How Employees Will Abuse the Computer Fraud and Abuse Act
Your Orange County discrimination attorney will warn you about your employer using the Computer Fraud and Abuse Act to their advantage, and advise you on taking steps to avoid that scenario.
Employers may use a federal fraud law to go on the offense
Your Orange County discrimination attorney will be ready for scheming employers who will threaten to use the Computer Fraud and Abuse Act (“CFAA”) to scare litigating employees into giving up on their employment discrimination claims.
The CFAA was passed in 1984, and it was originally called the Counterfeit Access Device and Computer Fraud and Abuse Act of 1984. Its scope was initially limited to protecting classified, financial, and credit information on financial institution and government computers (“federal interest computers”). It only prohibited unauthorized access or hacking and thus did not protect against inappropriate use by authorized users. But since then, the CFAA’s reach has been significantly broadened by amendments in 1994 and 1996, and in 2001 by the Patriot Act.
Now, it has become common for employees to use the CFAA to intimidate the employee by threatening the following types of claims under the Act:
1. The employee purposely accessed a computer “without authorization” or went beyond his or her access privilege and extracted information from any “protected computer,” and this act engaged in an interstate or foreign communication.

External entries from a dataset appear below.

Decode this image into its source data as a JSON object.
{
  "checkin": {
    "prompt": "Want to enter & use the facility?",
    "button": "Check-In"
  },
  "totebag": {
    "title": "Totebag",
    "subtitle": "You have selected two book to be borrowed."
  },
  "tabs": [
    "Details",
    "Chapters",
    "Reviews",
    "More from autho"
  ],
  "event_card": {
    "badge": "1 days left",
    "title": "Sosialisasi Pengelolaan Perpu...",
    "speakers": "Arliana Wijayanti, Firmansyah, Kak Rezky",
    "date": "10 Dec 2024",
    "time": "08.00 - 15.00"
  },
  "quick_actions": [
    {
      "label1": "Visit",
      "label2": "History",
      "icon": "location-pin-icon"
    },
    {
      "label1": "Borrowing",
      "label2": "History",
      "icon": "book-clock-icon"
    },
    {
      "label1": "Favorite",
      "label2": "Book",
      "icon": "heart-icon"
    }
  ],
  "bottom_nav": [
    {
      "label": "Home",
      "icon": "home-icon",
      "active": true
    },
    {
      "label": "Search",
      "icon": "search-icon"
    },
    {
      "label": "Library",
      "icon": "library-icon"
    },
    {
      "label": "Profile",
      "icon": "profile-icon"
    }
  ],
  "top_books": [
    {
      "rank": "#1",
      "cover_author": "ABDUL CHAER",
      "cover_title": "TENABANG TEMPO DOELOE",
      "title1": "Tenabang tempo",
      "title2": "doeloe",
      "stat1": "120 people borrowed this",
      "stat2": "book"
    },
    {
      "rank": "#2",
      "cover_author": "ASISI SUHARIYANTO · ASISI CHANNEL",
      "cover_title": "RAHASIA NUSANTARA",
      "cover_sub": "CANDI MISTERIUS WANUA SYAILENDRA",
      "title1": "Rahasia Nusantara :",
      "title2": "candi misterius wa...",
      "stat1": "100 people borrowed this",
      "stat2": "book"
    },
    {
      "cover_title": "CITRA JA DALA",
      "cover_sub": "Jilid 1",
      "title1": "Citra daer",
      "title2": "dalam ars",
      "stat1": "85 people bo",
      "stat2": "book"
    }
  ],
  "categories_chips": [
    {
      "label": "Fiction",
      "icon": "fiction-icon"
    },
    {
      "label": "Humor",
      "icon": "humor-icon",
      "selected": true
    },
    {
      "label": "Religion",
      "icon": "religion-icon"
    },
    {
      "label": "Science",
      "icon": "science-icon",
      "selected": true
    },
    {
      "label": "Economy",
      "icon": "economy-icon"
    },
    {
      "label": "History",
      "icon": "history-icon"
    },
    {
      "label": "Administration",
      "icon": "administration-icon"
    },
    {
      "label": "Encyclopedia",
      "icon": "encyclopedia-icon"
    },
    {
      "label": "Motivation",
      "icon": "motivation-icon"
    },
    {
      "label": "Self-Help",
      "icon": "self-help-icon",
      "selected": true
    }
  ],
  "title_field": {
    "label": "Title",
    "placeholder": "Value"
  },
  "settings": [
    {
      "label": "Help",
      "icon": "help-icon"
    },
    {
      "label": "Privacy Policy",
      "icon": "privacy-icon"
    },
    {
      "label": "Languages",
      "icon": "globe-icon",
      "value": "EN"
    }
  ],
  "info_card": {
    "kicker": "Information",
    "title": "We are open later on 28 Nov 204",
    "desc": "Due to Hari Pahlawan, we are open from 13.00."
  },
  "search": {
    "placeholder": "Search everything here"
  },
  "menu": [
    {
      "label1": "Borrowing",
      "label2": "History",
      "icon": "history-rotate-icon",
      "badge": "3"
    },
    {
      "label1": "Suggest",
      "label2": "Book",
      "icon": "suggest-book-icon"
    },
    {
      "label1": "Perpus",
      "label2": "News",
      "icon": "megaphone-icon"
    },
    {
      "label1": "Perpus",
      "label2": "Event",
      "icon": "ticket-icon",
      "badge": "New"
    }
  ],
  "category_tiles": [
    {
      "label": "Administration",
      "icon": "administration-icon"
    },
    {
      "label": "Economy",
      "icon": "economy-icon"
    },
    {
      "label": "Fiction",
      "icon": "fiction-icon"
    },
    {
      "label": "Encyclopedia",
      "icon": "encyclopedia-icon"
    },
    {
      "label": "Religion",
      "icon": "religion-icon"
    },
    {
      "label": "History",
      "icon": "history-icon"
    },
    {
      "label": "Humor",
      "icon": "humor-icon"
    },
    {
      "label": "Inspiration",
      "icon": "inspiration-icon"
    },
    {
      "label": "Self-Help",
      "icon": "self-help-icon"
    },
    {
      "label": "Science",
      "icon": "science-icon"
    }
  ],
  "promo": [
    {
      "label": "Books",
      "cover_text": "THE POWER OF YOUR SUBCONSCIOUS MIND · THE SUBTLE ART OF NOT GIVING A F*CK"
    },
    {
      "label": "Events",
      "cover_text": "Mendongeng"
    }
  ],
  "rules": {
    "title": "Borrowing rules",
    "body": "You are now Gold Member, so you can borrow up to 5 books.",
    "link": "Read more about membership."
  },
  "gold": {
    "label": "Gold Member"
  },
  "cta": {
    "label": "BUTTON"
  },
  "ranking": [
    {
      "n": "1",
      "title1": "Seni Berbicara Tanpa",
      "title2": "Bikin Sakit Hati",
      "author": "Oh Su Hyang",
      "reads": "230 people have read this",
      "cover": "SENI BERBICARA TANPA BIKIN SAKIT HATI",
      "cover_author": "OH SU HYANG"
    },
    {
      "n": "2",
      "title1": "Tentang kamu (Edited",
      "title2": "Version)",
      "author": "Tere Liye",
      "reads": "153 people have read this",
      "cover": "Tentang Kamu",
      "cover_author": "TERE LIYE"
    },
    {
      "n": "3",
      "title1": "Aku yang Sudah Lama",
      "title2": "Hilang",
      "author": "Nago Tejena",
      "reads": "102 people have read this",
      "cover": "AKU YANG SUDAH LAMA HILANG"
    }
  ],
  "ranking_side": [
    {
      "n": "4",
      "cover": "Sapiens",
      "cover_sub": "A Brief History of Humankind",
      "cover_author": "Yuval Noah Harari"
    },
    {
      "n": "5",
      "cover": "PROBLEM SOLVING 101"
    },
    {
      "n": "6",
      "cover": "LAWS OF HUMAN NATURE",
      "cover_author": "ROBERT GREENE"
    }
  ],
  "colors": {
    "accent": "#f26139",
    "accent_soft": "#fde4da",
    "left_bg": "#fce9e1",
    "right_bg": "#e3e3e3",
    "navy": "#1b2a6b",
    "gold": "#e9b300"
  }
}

2. The employee intentionally accessed a “protected computer” “without authorization” to commit fraud and consequently broadened the planned fraudulent conduct and acquired “anything of value.”
3. The employee “knowingly” transferred a program, information, code, or command, and thus: (1) “intentionally” inflicted damage on a “protected computer” without authorization; or (2) “intentionally” accessed a “protected computer” “without authorization,” and “inflicted damage” and “loss” totaling at an amount specified in the law.
Abiding by set parameters when using your employer's computer system
Your Orange County discrimination attorneywill advise you to take the following steps to avoid risk of litigation under CFAA:
1. Not using your employer’s computer system when you are no longer working for him or her; or
2. Not going beyond your computer privilege in accessing your employer’s computer system if you are still employed.
Exercise similar discretion when you move around confidential and/or proprietary trade secret information.